O presidente Lula não estará nos dizendo que sua concepção de democracia é a mesma do venezuelano Hugo Chávez?
JÁ DIZIA O REI Faruk do Egito, nos anos 50, que chegaria o dia em que só cinco monarcas manteriam seus tronos e sua dignidade. São eles, os quatro reis do baralho e a rainha da Inglaterra.Nesta semana, deu o que falar o bate-boca entre o rei da Espanha, Juan Carlos, e o presidente da Venezuela, Hugo Chávez. Pois eu pergunto: alguém ousaria imaginar Elizabeth 2ª, em alguma reunião entre membros do Commonwealth, ordenando aos primeiros-ministros australiano ou canadense que fechassem a matraca? "I don"t think so", "no lo creo", nem pensar.
Confrontada com uma saia justa do tamanho da que Hugo Chávez aprontou para cima do rei espanhol, seria bem mais plausível conceber que Elizabeth se levantasse da poltrona, oferecesse aquele seu aceno clássico, o "royal wave", e se retirasse, muda, do recinto.
Mas Juan Carlos, que é tratado por "Juanito" pelos amigos (entre os quais figuram um punhado de ex-franquistas que o ajudaram a fazer fortuna), não possui a mesma pompa e circunstância da rainha. Conhecido por andar de moto pelas ruas de Madri e Mallorca em velocidades acima das permitidas e por sua atração por mulheres "guapas", o rei espanhol é bem mais acessível aos súditos do que Elizabeth. Diz-se no meio da Fórmula 1 que, neste ano, ele se desentendeu com Fernando Alonso, de quem tinha se tornado amigo do peito, porque o asturiano não teria retornado os telefonemas do monarca.
Mas, gregário ou não, foi Juan Carlos quem organizou a Cúpula Ibero-Americana, e foi o governo espanhol quem anunciou, nesta semana, no Chile, a formação de um fundo de água potável que irá beneficiar países latino-americanos carentes. Foi também o governo espanhol, respaldado pelo rei e na mesma cúpula do bate-boca, que aprovou a "portabilidade" da aposentadoria, dando direito aos membros da Comunidade Ibero-Americana de ir gozar da aposentadoria em qualquer cidade espanhola, como nos explicou o expert em questões ibéricas e latino-americanas, Clóvis Rossi, na edição de ontem da Folha.
Se esse foi o tipo de assunto tratado no encontro, diga-me, ó, nobre leitor: faz sentido o sr. Chávez dispor dos holofotes da cúpula para lembrar da exploração, há 500 anos, dos colonizadores espanhóis?
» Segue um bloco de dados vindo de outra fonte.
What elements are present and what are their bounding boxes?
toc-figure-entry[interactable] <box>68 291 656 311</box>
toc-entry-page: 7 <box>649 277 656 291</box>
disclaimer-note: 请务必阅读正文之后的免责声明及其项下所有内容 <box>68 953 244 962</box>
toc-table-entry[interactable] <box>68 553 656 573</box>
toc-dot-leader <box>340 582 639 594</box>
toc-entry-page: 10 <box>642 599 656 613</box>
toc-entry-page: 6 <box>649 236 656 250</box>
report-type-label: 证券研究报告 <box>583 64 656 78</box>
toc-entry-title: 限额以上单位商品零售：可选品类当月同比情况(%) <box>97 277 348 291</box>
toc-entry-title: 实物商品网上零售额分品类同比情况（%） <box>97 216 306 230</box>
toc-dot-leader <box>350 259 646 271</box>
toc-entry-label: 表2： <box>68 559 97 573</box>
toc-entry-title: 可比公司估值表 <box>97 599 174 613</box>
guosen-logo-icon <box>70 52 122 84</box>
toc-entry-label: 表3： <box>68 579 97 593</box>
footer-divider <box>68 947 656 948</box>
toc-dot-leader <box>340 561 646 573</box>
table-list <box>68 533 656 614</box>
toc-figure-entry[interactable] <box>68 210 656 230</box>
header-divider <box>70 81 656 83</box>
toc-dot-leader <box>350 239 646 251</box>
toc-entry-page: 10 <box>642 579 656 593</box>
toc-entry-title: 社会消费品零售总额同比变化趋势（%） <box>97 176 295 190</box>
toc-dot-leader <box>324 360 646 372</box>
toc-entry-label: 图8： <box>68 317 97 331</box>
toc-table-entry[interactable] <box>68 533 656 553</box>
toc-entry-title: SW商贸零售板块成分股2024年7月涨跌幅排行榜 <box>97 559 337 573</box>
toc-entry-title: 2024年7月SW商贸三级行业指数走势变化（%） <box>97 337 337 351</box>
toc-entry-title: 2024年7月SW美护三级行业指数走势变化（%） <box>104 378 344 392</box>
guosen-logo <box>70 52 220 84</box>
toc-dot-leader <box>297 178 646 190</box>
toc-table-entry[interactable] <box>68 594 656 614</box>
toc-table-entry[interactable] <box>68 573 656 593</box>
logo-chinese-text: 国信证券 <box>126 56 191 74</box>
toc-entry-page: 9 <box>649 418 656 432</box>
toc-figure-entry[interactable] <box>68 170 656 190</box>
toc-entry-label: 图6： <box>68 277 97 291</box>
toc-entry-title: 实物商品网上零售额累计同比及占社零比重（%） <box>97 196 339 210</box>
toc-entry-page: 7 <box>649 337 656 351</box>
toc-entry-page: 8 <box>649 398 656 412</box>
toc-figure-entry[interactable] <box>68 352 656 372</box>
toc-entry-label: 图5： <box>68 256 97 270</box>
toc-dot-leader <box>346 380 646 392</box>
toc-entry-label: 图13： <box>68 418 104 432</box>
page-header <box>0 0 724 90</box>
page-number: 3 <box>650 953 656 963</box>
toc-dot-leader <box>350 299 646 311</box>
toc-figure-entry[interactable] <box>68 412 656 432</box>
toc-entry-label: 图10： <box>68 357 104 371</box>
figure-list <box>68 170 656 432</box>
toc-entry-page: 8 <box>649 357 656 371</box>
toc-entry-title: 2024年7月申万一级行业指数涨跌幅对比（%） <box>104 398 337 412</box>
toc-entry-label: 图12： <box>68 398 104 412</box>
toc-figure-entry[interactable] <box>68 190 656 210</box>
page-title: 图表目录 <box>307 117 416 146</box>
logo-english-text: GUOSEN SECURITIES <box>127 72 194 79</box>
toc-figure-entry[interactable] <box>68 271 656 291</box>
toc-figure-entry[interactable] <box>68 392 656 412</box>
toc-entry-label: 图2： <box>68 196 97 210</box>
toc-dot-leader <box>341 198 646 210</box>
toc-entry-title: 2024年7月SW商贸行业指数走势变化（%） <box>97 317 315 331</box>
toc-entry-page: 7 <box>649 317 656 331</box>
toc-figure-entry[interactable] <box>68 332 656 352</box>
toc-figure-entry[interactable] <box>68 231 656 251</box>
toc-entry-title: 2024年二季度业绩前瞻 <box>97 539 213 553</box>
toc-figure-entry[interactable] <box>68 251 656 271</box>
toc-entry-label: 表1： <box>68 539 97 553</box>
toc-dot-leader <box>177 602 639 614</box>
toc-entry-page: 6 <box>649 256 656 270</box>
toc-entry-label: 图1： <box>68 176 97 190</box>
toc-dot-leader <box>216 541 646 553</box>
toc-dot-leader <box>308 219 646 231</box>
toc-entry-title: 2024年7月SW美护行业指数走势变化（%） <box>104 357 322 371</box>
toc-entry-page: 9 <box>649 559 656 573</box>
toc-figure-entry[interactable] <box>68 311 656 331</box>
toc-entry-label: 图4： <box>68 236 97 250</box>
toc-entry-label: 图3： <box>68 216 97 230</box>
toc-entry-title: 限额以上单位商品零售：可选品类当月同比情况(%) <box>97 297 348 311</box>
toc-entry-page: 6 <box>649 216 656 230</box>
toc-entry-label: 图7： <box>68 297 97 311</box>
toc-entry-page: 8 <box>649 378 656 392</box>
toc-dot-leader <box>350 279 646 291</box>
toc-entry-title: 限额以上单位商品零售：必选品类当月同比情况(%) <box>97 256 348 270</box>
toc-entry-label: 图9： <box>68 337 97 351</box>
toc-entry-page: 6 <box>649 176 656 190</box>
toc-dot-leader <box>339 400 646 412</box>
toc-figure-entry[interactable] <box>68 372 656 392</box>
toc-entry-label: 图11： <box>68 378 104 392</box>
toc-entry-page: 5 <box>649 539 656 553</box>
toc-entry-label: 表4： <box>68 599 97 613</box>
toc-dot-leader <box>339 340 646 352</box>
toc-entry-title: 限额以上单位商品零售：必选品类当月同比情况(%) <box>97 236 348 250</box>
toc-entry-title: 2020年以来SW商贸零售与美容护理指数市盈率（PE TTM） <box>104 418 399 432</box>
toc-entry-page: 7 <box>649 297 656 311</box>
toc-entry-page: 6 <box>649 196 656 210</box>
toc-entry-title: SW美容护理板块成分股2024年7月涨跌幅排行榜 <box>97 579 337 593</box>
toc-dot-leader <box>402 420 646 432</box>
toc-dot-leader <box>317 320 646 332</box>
Faz sentido ele se queixar de José María Aznar ao seu sucessor e adversário político, José Luis Rodríguez Zapatero? Claro que não. O comportamento de Chávez, mais uma vez, não passou de fanfarronice, de franca grosseria e de palhaçada oportunista.
E o que faz o presidente Lula, quando perguntado sobre o bate-boca? Em vez de dizer algo na linha do "Eu não estava presente e não meto o bedelho em querelas alheias", ele resolve sair em defesa da "democracia venezuelana" -sim, aquela que é movida a plebiscitos e que tenta reescrever a história nos livros escolares-, e fazer pouco do rei, dando até a entender que Juan Carlos não deveria estar ali presente. Isso, sem contar a comparação sem pé nem cabeça, beirando o desonesto, entre parlamentarismo e presidencialismo, feita para justificar a permanência de seu amigo no poder.
Com suas afirmações, Lula não estará nos dizendo que sua concepção de democracia é a mesma de Chávez?